Mirror padding: N/A¶
float_psnr has no convolution — every pixel is independent — so the mirror-divergence-from-motion footgun called out in ADR-0193 / 0194 doesn't apply here. (Worth noting because the corresponding motion-family kernels share the directory tree but the mirror contract is per-kernel.)
Float twins kept native, not aliased¶
ADR-0192 considered aliasing float_psnr to the existing psnr_y kernel. Rejected: psnr_y reads quantized uint pixels and emits the dB score; float_psnr reads pixels normalised by the bpc- specific scaler (1 / 4 / 16 / 256). The kernels operate on fundamentally different input domains. Aliasing would either silently quantize the float input (wrong) or run two kernels back-to-back (no win). Native kernel is cleaner.
Alternatives considered¶
| Option | Pros | Cons | Why not chosen |
|---|---|---|---|
Alias float_psnr_* to the existing psnr_y kernel + post-quantize on the host | Saves 3 small kernel files | Fundamentally different input domains (raw uint vs [0, peak] float). Aliasing changes semantics. | Per ADR-0192 alternatives table |
Atomic float adds to a single global noise accumulator | One global write, no per-WG slots | Cross-WG associativity drift (the very thing per-WG + double host accum sidesteps); float atomicAdd extension dependency on Vulkan | Per-WG floats + host double is the canonical pattern for this fork (ciede, ansnr, ...) |
| Two passes (compute squared diffs in pass 1 → write to buffer; reduce in pass 2) | Pass 2 can use parallel-tree reduction with deeper double accumulation | The kernel is trivially short already; pass 2 buys nothing | YAGNI; single-pass with sub-group + SLM reduce is sufficient |
Defer to "after motion_v2 lands" instead of bundling into batch 3 part 3 | Smaller PR queue at any moment | Doesn't change the merge surface; the four float twins all share scaffolding | Match ADR-0192's per-metric ordering: smallest first (float_psnr < float_motion < float_vif < float_adm) |
Consequences¶
- Positive: closes the first of four matrix gaps for Group B float twins. The next three (
float_motion,float_vif,float_adm) follow the same shape — float per-pixel + per-WG partials + hostdoublereduction. - Positive: ~120 LOC GLSL + ~110 LOC PTX + ~150 LOC SYCL + ~250 LOC of host glue per backend. Smallest GPU twin batch by a wide margin.

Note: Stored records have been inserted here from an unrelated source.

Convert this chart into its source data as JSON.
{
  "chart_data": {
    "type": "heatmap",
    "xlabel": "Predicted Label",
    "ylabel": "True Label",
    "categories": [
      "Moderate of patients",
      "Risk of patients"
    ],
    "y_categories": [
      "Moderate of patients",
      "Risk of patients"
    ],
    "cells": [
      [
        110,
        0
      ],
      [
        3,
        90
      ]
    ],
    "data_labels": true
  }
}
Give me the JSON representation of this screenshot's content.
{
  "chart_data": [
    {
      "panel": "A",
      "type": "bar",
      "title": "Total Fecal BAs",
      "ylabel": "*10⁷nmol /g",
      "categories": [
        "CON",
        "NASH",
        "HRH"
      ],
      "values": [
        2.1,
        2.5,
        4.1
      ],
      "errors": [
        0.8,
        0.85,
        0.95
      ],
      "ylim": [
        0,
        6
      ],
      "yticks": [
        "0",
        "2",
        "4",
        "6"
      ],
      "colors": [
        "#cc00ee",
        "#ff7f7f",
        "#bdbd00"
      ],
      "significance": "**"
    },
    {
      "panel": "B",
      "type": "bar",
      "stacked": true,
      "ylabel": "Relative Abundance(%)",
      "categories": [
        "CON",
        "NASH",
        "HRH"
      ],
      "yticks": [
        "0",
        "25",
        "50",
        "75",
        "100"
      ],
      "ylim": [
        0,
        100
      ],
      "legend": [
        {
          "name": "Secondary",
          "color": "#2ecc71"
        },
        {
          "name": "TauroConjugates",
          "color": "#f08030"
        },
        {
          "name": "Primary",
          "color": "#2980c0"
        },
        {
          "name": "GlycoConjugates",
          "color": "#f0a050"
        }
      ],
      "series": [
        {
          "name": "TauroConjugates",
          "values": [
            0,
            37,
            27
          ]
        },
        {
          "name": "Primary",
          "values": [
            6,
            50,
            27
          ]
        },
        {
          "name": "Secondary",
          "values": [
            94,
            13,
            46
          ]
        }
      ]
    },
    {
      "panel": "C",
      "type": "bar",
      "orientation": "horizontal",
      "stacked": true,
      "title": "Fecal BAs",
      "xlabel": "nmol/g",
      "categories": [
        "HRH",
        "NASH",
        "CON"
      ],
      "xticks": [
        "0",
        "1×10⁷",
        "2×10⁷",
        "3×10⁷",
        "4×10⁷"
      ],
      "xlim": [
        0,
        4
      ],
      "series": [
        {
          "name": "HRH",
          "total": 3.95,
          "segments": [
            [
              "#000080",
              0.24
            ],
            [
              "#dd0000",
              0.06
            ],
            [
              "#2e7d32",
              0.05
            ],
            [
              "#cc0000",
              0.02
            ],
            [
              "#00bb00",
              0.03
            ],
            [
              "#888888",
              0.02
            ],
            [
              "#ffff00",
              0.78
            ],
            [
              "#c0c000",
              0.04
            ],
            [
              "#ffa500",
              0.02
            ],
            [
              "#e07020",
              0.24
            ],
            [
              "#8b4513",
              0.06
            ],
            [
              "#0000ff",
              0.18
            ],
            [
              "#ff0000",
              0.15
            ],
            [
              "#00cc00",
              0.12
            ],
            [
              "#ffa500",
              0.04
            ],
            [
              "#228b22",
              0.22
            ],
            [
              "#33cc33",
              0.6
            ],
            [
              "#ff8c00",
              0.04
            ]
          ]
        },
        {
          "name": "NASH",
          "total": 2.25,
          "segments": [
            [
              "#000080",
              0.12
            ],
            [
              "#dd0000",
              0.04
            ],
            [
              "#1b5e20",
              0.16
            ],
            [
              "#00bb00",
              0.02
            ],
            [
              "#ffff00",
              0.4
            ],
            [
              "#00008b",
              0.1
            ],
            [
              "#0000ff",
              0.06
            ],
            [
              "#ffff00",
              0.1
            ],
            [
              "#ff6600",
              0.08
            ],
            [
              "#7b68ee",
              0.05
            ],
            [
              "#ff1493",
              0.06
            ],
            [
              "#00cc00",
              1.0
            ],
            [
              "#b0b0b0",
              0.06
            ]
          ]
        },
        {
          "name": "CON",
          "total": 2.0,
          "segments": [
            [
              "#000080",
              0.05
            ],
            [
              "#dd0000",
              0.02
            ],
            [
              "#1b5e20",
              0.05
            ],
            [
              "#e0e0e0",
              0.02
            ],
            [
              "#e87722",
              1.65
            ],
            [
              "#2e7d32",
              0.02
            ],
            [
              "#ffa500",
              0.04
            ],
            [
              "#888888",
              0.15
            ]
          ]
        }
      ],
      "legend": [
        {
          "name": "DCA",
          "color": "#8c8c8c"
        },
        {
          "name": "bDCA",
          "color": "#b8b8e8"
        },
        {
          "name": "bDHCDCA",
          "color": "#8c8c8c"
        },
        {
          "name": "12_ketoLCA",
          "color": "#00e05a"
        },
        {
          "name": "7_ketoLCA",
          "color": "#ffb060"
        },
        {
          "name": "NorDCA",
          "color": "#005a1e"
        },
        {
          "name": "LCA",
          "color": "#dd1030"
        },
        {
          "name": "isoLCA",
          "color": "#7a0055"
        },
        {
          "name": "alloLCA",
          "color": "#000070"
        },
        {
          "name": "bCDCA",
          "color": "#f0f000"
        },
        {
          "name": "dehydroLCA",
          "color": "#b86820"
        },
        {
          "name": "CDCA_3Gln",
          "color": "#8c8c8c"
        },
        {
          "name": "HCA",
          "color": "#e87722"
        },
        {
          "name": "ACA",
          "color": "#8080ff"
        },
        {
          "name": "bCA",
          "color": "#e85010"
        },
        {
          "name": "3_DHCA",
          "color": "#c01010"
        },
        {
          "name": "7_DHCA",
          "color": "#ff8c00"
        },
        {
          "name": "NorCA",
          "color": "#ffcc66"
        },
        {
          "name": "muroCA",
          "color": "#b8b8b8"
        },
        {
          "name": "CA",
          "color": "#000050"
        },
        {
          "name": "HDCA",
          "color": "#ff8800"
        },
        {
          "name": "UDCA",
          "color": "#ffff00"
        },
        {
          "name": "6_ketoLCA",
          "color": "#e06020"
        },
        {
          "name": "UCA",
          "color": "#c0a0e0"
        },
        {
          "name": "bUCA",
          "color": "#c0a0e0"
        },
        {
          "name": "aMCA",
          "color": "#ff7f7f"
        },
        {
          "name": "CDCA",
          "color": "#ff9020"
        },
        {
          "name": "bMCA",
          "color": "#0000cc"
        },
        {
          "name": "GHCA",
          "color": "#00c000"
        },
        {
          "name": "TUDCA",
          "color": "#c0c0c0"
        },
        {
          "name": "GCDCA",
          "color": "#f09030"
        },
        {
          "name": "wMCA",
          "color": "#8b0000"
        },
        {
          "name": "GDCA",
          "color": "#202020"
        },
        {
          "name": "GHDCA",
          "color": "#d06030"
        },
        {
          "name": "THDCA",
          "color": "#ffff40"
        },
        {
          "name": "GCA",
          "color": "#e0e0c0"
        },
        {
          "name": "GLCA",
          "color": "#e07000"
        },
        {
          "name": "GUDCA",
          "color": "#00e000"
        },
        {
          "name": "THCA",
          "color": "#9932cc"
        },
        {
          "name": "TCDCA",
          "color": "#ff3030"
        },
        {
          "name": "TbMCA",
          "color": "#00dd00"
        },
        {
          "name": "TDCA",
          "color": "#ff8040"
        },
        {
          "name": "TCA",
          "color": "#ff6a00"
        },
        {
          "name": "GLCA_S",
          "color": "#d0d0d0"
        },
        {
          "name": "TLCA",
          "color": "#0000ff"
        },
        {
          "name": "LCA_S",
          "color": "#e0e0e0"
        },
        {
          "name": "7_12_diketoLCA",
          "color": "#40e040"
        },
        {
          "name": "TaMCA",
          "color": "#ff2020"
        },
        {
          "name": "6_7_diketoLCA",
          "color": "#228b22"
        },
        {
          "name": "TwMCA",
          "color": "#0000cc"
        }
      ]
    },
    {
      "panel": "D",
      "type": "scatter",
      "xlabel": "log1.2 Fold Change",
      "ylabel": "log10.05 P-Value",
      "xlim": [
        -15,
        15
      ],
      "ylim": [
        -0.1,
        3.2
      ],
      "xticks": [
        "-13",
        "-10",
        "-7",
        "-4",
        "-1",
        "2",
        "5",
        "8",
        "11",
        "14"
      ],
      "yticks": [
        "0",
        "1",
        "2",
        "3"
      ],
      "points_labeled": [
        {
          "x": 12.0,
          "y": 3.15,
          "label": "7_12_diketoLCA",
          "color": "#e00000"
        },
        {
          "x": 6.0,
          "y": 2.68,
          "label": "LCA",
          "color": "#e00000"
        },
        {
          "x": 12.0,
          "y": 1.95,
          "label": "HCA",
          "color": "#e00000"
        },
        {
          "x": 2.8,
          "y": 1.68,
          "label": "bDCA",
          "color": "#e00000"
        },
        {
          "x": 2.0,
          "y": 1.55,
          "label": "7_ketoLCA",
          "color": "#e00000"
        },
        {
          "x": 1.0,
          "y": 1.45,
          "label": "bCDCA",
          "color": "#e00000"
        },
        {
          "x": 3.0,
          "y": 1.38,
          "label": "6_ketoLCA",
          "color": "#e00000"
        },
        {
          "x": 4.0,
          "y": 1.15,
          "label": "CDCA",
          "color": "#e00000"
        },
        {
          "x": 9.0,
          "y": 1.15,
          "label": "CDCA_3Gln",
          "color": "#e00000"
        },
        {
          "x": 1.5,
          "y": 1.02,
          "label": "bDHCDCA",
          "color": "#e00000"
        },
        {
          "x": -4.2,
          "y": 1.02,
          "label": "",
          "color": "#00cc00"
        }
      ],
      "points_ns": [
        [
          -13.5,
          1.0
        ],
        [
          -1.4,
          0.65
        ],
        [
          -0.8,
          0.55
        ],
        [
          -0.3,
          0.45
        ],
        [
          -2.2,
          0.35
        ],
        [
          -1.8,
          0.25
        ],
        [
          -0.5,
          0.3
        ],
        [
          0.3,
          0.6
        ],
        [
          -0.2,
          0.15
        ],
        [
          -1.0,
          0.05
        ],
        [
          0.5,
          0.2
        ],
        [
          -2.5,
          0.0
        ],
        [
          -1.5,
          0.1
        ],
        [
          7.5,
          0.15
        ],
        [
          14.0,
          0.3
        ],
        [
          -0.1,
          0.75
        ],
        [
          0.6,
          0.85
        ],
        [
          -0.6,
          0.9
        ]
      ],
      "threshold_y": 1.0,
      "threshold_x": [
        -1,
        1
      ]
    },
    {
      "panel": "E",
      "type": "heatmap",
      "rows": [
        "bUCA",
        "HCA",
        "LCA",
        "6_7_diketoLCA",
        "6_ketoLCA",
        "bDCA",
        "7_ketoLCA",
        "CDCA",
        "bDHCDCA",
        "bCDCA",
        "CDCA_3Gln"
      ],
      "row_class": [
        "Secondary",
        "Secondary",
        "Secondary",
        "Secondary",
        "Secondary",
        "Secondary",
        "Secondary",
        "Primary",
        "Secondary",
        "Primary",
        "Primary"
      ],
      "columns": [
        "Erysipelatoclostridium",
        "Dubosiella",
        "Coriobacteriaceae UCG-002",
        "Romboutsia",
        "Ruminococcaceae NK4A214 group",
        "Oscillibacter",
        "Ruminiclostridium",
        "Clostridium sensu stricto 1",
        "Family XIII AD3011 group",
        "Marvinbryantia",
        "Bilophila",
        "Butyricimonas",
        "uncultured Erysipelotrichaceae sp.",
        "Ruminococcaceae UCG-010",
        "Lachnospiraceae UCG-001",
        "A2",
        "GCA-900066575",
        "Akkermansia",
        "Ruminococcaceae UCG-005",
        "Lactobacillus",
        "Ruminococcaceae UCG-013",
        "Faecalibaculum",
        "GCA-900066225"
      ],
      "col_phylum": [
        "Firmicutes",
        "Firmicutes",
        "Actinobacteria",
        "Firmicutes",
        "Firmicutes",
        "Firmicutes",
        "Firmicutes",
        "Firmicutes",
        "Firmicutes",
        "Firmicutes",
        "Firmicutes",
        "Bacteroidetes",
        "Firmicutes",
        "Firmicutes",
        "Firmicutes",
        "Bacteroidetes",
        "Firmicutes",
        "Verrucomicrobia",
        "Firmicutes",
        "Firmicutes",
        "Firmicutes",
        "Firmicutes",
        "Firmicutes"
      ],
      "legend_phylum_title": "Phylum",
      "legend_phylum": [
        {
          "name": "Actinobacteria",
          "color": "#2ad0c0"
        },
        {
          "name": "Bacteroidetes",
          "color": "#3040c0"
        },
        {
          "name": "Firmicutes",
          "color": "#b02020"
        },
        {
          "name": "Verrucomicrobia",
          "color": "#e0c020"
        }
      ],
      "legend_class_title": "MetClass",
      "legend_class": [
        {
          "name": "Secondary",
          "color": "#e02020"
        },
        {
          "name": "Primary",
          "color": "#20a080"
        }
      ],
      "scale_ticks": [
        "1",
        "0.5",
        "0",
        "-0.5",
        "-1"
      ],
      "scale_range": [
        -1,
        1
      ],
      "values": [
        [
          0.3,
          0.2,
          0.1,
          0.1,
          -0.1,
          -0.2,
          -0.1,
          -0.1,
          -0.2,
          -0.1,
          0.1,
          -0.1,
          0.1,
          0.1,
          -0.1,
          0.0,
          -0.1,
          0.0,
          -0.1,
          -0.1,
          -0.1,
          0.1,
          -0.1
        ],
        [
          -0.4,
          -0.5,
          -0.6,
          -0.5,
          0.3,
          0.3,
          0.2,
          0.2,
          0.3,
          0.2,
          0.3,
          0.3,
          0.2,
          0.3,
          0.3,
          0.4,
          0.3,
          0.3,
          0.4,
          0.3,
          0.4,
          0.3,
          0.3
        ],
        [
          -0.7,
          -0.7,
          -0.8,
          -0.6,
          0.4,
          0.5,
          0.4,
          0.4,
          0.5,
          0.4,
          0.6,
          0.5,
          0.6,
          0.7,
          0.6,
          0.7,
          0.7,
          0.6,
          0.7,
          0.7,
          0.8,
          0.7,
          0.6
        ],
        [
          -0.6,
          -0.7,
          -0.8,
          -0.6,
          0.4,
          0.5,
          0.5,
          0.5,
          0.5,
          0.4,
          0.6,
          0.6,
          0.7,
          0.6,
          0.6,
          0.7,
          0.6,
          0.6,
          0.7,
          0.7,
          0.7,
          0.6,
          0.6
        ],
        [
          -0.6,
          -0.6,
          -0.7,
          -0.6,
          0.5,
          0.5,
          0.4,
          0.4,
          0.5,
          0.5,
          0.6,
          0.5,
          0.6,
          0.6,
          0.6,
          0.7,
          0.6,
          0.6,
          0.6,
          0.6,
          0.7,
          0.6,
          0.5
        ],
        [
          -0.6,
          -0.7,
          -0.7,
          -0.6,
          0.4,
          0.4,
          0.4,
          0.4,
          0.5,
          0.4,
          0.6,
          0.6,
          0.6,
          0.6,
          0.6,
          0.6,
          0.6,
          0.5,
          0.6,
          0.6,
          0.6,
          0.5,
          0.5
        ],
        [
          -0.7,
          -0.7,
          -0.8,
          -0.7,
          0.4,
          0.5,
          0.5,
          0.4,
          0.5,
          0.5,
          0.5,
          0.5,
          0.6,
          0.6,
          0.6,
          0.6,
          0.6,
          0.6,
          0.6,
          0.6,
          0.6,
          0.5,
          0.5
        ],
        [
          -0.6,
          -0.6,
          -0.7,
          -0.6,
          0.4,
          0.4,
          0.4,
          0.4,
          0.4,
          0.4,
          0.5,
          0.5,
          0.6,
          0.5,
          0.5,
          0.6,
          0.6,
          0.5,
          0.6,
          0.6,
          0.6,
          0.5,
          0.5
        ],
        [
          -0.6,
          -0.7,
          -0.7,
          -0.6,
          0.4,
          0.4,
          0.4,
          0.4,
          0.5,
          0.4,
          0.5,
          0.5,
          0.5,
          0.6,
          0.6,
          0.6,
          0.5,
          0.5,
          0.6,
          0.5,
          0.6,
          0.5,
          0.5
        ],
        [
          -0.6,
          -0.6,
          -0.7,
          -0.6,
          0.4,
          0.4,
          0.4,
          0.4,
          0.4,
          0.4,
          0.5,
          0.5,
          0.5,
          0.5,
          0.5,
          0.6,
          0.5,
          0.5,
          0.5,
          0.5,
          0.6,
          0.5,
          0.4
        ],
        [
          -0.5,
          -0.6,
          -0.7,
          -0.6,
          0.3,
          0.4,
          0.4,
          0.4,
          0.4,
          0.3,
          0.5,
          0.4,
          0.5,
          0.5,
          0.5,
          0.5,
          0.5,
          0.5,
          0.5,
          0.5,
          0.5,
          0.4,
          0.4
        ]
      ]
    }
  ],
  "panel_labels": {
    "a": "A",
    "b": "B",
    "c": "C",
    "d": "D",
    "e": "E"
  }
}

- Positive: empirically bit-exact on all three backends — strongest possible numerical contract for a float-domain kernel.
- Neutral / follow-ups:
- CHANGELOG + features.md updates ship in the same PR per ADR-0100.
- features.md row 39 corrected:
float_psnremits one metric (float_psnr), not three plane outputs. - Lavapipe lane gains a
float_psnrstep. - Next batch 3 metric:
float_motion(ADR-0196 to come).
References¶
- Parent: ADR-0192 — batch 3 scope.
- Sibling: ADR-0193, ADR-0194.
- CPU reference:
float_psnr.c(170 LOC). - Verification: cross-backend gate
scripts/ci/cross_backend_vif_diff.pywith--feature float_psnr --places 4. New step in the lavapipe lane oftests-and-quality-gates.yml.